For both owners and advisors, the concept of business continuity is important. Business continuity is how a business survives and thrives after the owner dies, becomes incapacitated, or otherwise leaves the business unexpectedly.
For co-owned businesses, business continuity conversations almost always begin with Buy-Sell Agreements. Properly drafted Buy-Sell Agreements are a part of what makes business continuity successful for co-owned businesses when one owner dies or becomes incapacitated.
But what about owners of solely owned businesses? Does business continuity play any role in their successful Exit Plans? The answer, somewhat surprisingly, is a resounding yes.
I think it’s impossible for sole owners and their advisors to properly answer the question, “What will happen to your business if you don’t make it to your planned exit,” unless they’ve worked together through Steps One and Two of The BEI Seven Step Exit Planning Process™ . Only then will owners and advisors understand how a sole owner’s death or incapacitation will negatively affect business continuity efforts.
The best way for sole owners and their advisors to engage in business continuity planning is to begin with lifetime Exit Planning. In this series of articles, we have followed the efforts of Exit Planner Sally Campos to motivate Miles Smith, the sole owner of an environmental remediation business, to engage in Exit Planning. We’ve watched how identifying Miles’s goals (Step One) and quantifying the business resources available to achieve those goals (in terms of his management team; Step Two) ignited his commitment to begin Exit Planning now.
Let’s look at how Sally’s use of the Exit Planning Process exposed Miles to his business continuity problem, a problem he didn’t know existed before working with Sally on his lifetime exit wishes.
Sally and Miles had made inroads in their Exit Planning discussion. Since they last met, they had managed to address several nagging issues standing between Miles and a successful Exit Plan:
“Miles, we know that the business can’t run without you,” Sally began. “You, the Advisor Team, and I are discussing several strategies to address this, but in the meantime, I have one more question: If the business can’t run without you, what happens if you get hit by a truck today?”

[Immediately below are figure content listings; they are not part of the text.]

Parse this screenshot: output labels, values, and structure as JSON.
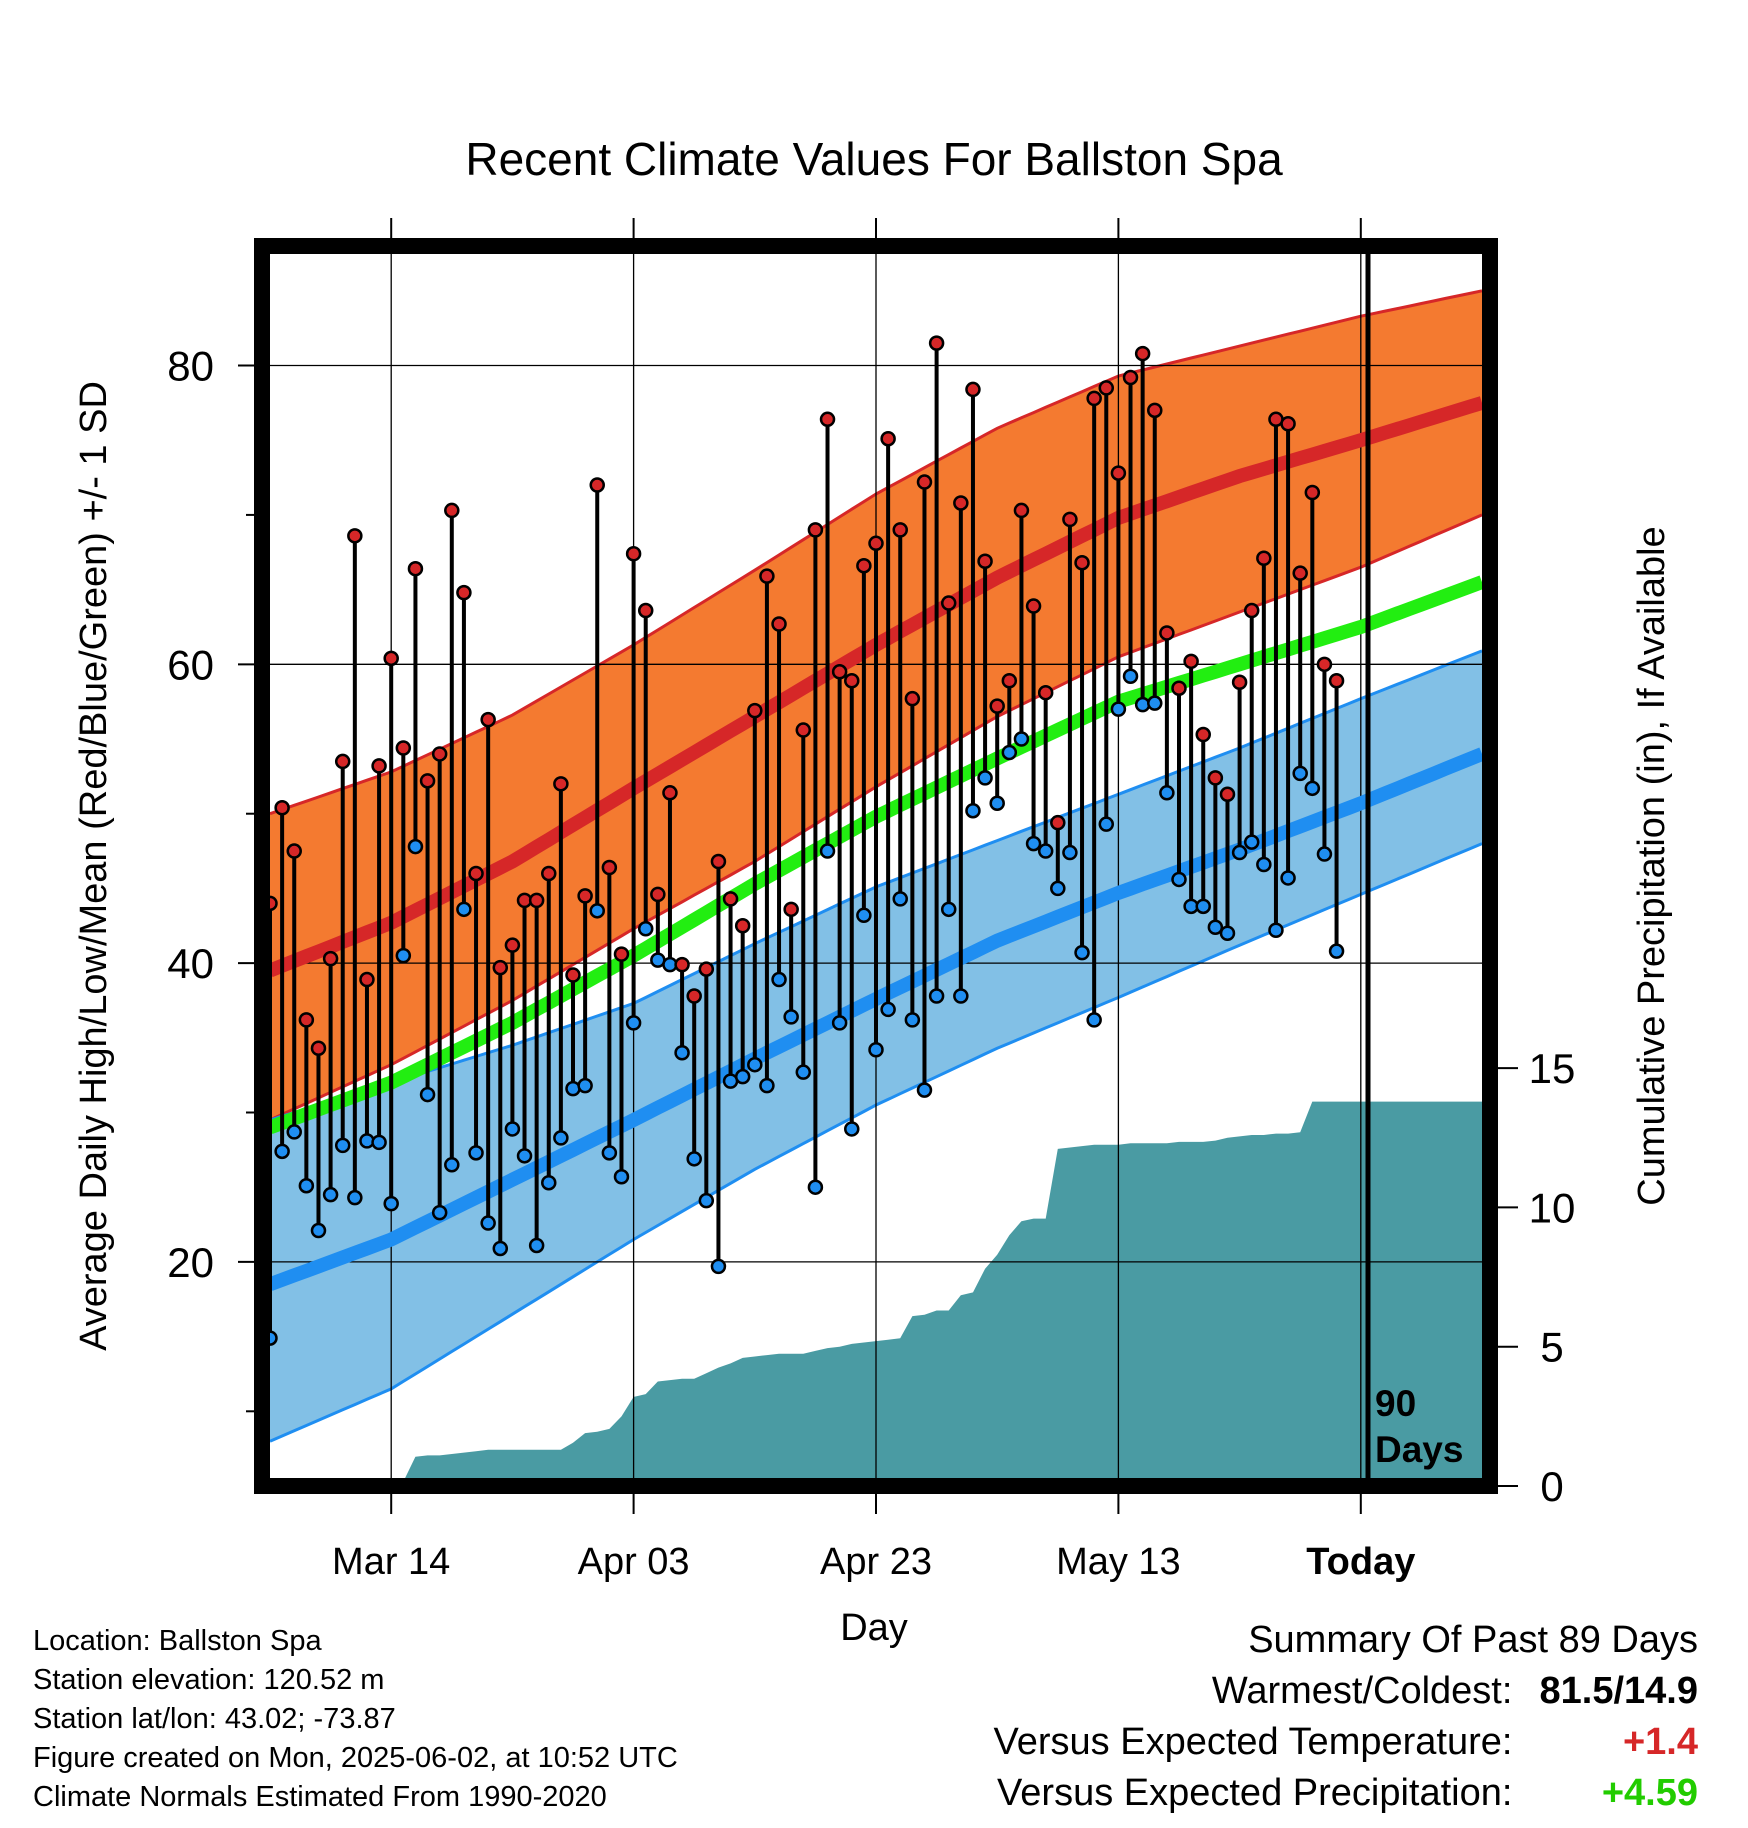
{
  "title": "Recent Climate Values For Ballston Spa",
  "y_left_label": "Average Daily High/Low/Mean (Red/Blue/Green) +/- 1 SD",
  "y_right_label": "Cumulative Precipitation (in), If Available",
  "x_label": "Day",
  "today_annotation": [
    "90",
    "Days"
  ],
  "location_info": [
    "Location: Ballston Spa",
    "Station elevation: 120.52 m",
    "Station lat/lon: 43.02; -73.87",
    "Figure created on Mon, 2025-06-02, at 10:52 UTC",
    "Climate Normals Estimated From 1990-2020"
  ],
  "summary": {
    "heading": "Summary Of Past 89 Days",
    "warmest_coldest_label": "Warmest/Coldest:",
    "warmest_coldest_value": "81.5/14.9",
    "temp_label": "Versus Expected Temperature:",
    "temp_value": "+1.4",
    "precip_label": "Versus Expected Precipitation:",
    "precip_value": "+4.59"
  },
  "colors": {
    "high_band": "#f47a30",
    "high_line": "#d62728",
    "low_band": "#82c0e6",
    "low_line": "#1f8ef1",
    "mean_line": "#22ee11",
    "precip_fill": "#4a9ba3",
    "high_marker": "#d62728",
    "low_marker": "#1f8ef1"
  },
  "chart_data": {
    "type": "line",
    "x_start_day": 0,
    "x_end_day": 100,
    "today_day": 90,
    "x_ticks": [
      {
        "day": 10,
        "label": "Mar 14"
      },
      {
        "day": 30,
        "label": "Apr 03"
      },
      {
        "day": 50,
        "label": "Apr 23"
      },
      {
        "day": 70,
        "label": "May 13"
      },
      {
        "day": 90,
        "label": "Today"
      }
    ],
    "y_left": {
      "min": 5,
      "max": 88,
      "major": [
        20,
        40,
        60,
        80
      ],
      "minor": [
        10,
        30,
        50,
        70
      ]
    },
    "y_right": {
      "min": 0,
      "max": 15,
      "ticks": [
        0,
        5,
        10,
        15
      ]
    },
    "normals": {
      "days": [
        0,
        10,
        20,
        30,
        40,
        50,
        60,
        70,
        80,
        90,
        100
      ],
      "normal_high": [
        39.5,
        42.7,
        46.8,
        51.7,
        56.5,
        61.3,
        65.8,
        69.8,
        72.6,
        75.0,
        77.5
      ],
      "normal_high_upper": [
        50.0,
        52.8,
        56.6,
        61.3,
        66.3,
        71.4,
        75.8,
        79.3,
        81.3,
        83.3,
        85.0
      ],
      "normal_high_lower": [
        29.5,
        33.2,
        37.5,
        42.3,
        46.8,
        51.8,
        56.5,
        60.5,
        63.5,
        66.5,
        70.0
      ],
      "normal_low": [
        18.5,
        21.5,
        25.5,
        29.5,
        33.6,
        37.6,
        41.5,
        44.7,
        47.6,
        50.7,
        54.0
      ],
      "normal_low_upper": [
        29.5,
        32.0,
        34.5,
        37.3,
        41.3,
        45.1,
        48.2,
        51.3,
        54.4,
        57.7,
        60.9
      ],
      "normal_low_lower": [
        8.0,
        11.5,
        16.5,
        21.5,
        26.2,
        30.5,
        34.3,
        37.7,
        41.2,
        44.6,
        48.0
      ],
      "normal_mean": [
        29.0,
        32.0,
        36.0,
        40.5,
        45.3,
        49.8,
        53.7,
        57.5,
        60.0,
        62.5,
        65.5
      ]
    },
    "daily_high": [
      44.0,
      50.4,
      47.5,
      36.2,
      34.3,
      40.3,
      53.5,
      68.6,
      38.9,
      53.2,
      60.4,
      54.4,
      66.4,
      52.2,
      54.0,
      70.3,
      64.8,
      46.0,
      56.3,
      39.7,
      41.2,
      44.2,
      44.2,
      46.0,
      52.0,
      39.2,
      44.5,
      72.0,
      46.4,
      40.6,
      67.4,
      63.6,
      44.6,
      51.4,
      39.9,
      37.8,
      39.6,
      46.8,
      44.3,
      42.5,
      56.9,
      65.9,
      62.7,
      43.6,
      55.6,
      69.0,
      76.4,
      59.5,
      58.9,
      66.6,
      68.1,
      75.1,
      69.0,
      57.7,
      72.2,
      81.5,
      64.1,
      70.8,
      78.4,
      66.9,
      57.2,
      58.9,
      70.3,
      63.9,
      58.1,
      49.4,
      69.7,
      66.8,
      77.8,
      78.5,
      72.8,
      79.2,
      80.8,
      77.0,
      62.1,
      58.4,
      60.2,
      55.3,
      52.4,
      51.3,
      58.8,
      63.6,
      67.1,
      76.4,
      76.1,
      66.1,
      71.5,
      60.0,
      58.9
    ],
    "daily_low": [
      14.9,
      27.4,
      28.7,
      25.1,
      22.1,
      24.5,
      27.8,
      24.3,
      28.1,
      28.0,
      23.9,
      40.5,
      47.8,
      31.2,
      23.3,
      26.5,
      43.6,
      27.3,
      22.6,
      20.9,
      28.9,
      27.1,
      21.1,
      25.3,
      28.3,
      31.6,
      31.8,
      43.5,
      27.3,
      25.7,
      36.0,
      42.3,
      40.2,
      39.9,
      34.0,
      26.9,
      24.1,
      19.7,
      32.1,
      32.4,
      33.2,
      31.8,
      38.9,
      36.4,
      32.7,
      25.0,
      47.5,
      36.0,
      28.9,
      43.2,
      34.2,
      36.9,
      44.3,
      36.2,
      31.5,
      37.8,
      43.6,
      37.8,
      50.2,
      52.4,
      50.7,
      54.1,
      55.0,
      48.0,
      47.5,
      45.0,
      47.4,
      40.7,
      36.2,
      49.3,
      57.0,
      59.2,
      57.3,
      57.4,
      51.4,
      45.6,
      43.8,
      43.8,
      42.4,
      42.0,
      47.4,
      48.1,
      46.6,
      42.2,
      45.7,
      52.7,
      51.7,
      47.3,
      40.8
    ],
    "cumulative_precip": {
      "days": [
        0,
        1,
        2,
        3,
        4,
        5,
        6,
        7,
        8,
        9,
        10,
        11,
        12,
        13,
        14,
        15,
        16,
        17,
        18,
        19,
        20,
        21,
        22,
        23,
        24,
        25,
        26,
        27,
        28,
        29,
        30,
        31,
        32,
        33,
        34,
        35,
        36,
        37,
        38,
        39,
        40,
        41,
        42,
        43,
        44,
        45,
        46,
        47,
        48,
        49,
        50,
        51,
        52,
        53,
        54,
        55,
        56,
        57,
        58,
        59,
        60,
        61,
        62,
        63,
        64,
        65,
        66,
        67,
        68,
        69,
        70,
        71,
        72,
        73,
        74,
        75,
        76,
        77,
        78,
        79,
        80,
        81,
        82,
        83,
        84,
        85,
        86,
        87,
        88,
        89,
        90,
        91,
        92,
        93,
        94,
        95,
        96,
        97,
        98,
        99
      ],
      "values": [
        0.0,
        0.05,
        0.15,
        0.15,
        0.15,
        0.15,
        0.15,
        0.15,
        0.15,
        0.15,
        0.15,
        0.15,
        1.05,
        1.1,
        1.1,
        1.15,
        1.2,
        1.25,
        1.3,
        1.3,
        1.3,
        1.3,
        1.3,
        1.3,
        1.3,
        1.55,
        1.9,
        1.95,
        2.05,
        2.5,
        3.2,
        3.3,
        3.75,
        3.8,
        3.85,
        3.85,
        4.05,
        4.25,
        4.4,
        4.6,
        4.65,
        4.7,
        4.75,
        4.75,
        4.75,
        4.85,
        4.95,
        5.0,
        5.1,
        5.15,
        5.2,
        5.25,
        5.3,
        6.1,
        6.15,
        6.3,
        6.3,
        6.85,
        6.95,
        7.8,
        8.3,
        9.0,
        9.5,
        9.6,
        9.6,
        12.1,
        12.15,
        12.2,
        12.25,
        12.25,
        12.25,
        12.3,
        12.3,
        12.3,
        12.3,
        12.35,
        12.35,
        12.35,
        12.4,
        12.5,
        12.55,
        12.6,
        12.6,
        12.65,
        12.65,
        12.7,
        13.8,
        13.8,
        13.8,
        13.8,
        13.8,
        13.8,
        13.8,
        13.8,
        13.8,
        13.8,
        13.8,
        13.8,
        13.8,
        13.8
      ]
    }
  }
}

Miles didn’t miss a beat. “Then my business would die with me.” Before Sally could ask, he continued, “I know you’re going to ask me what I have done about that. And I also know you know my answer, ‘Nothing.’”
“Well, that’s not entirely true, Miles,” Sally said. “We might not be there yet, but we’ve started addressing your goals and figuring out how to make sure you have what you need when you leave. For sole owners, those are the first steps in creating a business continuity plan.”
The Steps that Sally walked Miles through in their first meetings and her work with her team to design a plan to ensure his successful exit from the business exposed all of the strengths and weaknesses of Miles’s business. In other words, this was a classic Exit Planning engagement.
Once Miles realized that he could not transfer his business today without him remaining at the helm, dealing with his premature death became a priority.
Two essential elements of any Exit Plan, regardless of a sole or co-ownership, are business continuity and estate planning. You might assume that we tackle these two near the end of the planning process, since they are, after all, Steps Six and Seven.
However, I’ve learned that once owners appreciate the size of the financial gap they must bridge to exit successfully during their lifetimes, their attention naturally and almost immediately turns to ensuring (and usually, insuring) that the same gap is filled should they die before they exit. Fortunately, The BEI Seven Step Exit Planning Process allows owners and advisors to address issues however they see fit, once they’ve completed Steps One and Two.